Hacker News new | past | comments | ask | show | jobs | submit login
Show HN: SpreadsheetDB – A database that you can query with spreadsheets (spreadsheetdb.io)
144 points by Clex on March 28, 2017 | hide | past | favorite | 42 comments



It's a little known fact (is it?) that you can use a SQL like query language on Google Sheets.

You can query across different tabs on a single sheet, or query a totally different sheet!

https://developers.google.com/chart/interactive/docs/queryla...

https://support.google.com/docs/answer/3093343?hl=en


This feature makes me think, "When all you have is SQL, everything looks like a relational database."

I recently confused some co-workers when they examined my Google Sheets query - not knowing Excel very well, I just wrote SQL-ish. Now they have to live with my SQL-ish spreadsheet or figure out how to redo it with Excel functions.


How about "when all data is fundamentally structured, a Structured Query Language will be highly useful in many cases?"

Seriously, we live in a universe where everything is composed of lots of smaller things that exist in relation to each other. Relational Data isn't so much a database technology as it is fundamental information theory.
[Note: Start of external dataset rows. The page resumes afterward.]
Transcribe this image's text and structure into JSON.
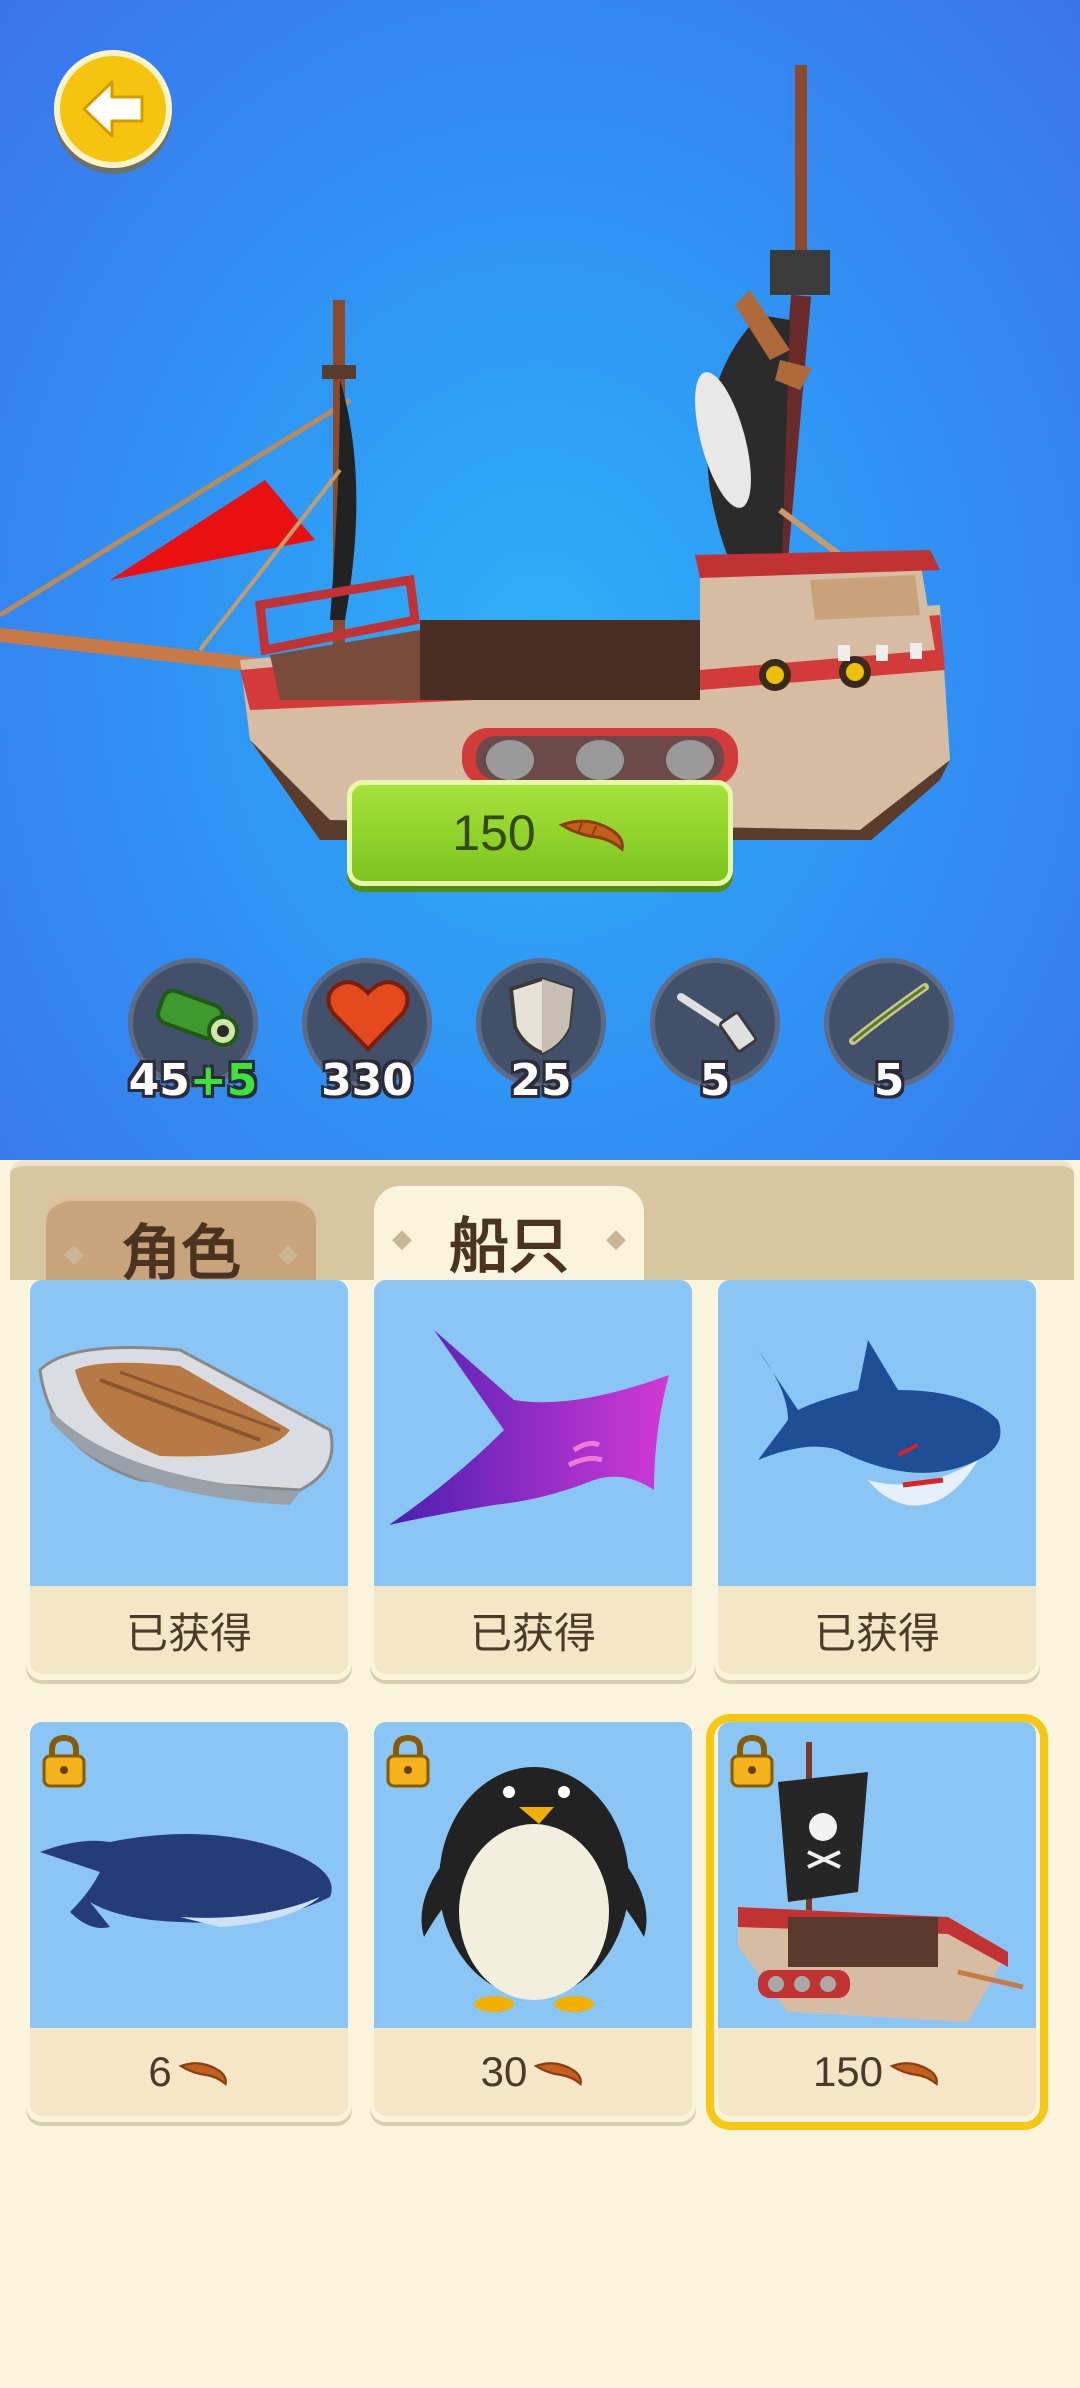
{
  "price_button": {
    "amount": "150",
    "currency_icon": "worm-icon"
  },
  "stats": [
    {
      "icon": "cannon-icon",
      "value": "45",
      "bonus": "+5"
    },
    {
      "icon": "heart-icon",
      "value": "330",
      "bonus": ""
    },
    {
      "icon": "shield-icon",
      "value": "25",
      "bonus": ""
    },
    {
      "icon": "hammer-icon",
      "value": "5",
      "bonus": ""
    },
    {
      "icon": "fishing-rod-icon",
      "value": "5",
      "bonus": ""
    }
  ],
  "tabs": {
    "character": "角色",
    "ship": "船只"
  },
  "cards": [
    {
      "name": "speedboat",
      "status": "已获得",
      "locked": false
    },
    {
      "name": "manta-ray",
      "status": "已获得",
      "locked": false
    },
    {
      "name": "shark",
      "status": "已获得",
      "locked": false
    },
    {
      "name": "whale",
      "price": "6",
      "locked": true
    },
    {
      "name": "penguin",
      "price": "30",
      "locked": true
    },
    {
      "name": "pirate-ship",
      "price": "150",
      "locked": true,
      "selected": true
    }
  ],
  "colors": {
    "sky": "#2f95f4",
    "accent_yellow": "#f6c40f",
    "buy_green": "#8ed12a",
    "card_sky": "#8ac6f5",
    "panel_cream": "#fbf4dc",
    "tab_brown": "#c7a47c"
  }
}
Let me preface this with: I'm a huge proponent of SQL when appropriate. I understand why Cassandra et al were required when generating dynamic live newsfeeds for each user in an ecosystem when the RDBMS query plan was pretty much designed in a naive non-uber-scalable-fashion.

That being said - let's take a field which changes fairly rapidly, all things considered - medicine. You have two forms of changes which can occur within your data model -- (a) definition changes where your schema stays the same effectively and (b) paradigm changes. Let's say you're with a patient and need to code in a ICD[1] value for whatever malady he has. A crude analogy would be a comparison between the Dewey decimal system and the ICD. As the ICD evolves, new codes might be added but the fundamental structure remains the same. So, a new database paradigm TotallyAwesomeRuleBasedImmutableDB pops up, and you just use the pre-existing code for "Databases" (say 20) and appropriate the next available integer in that set for TARBIdb(lets say, 73). No problems there. Essentially, we just inserting a new value (73, or added a new "smaller thing") into the set of Databases to universe U_1 by without violating any invariant properties. Consider (a) a non-issue.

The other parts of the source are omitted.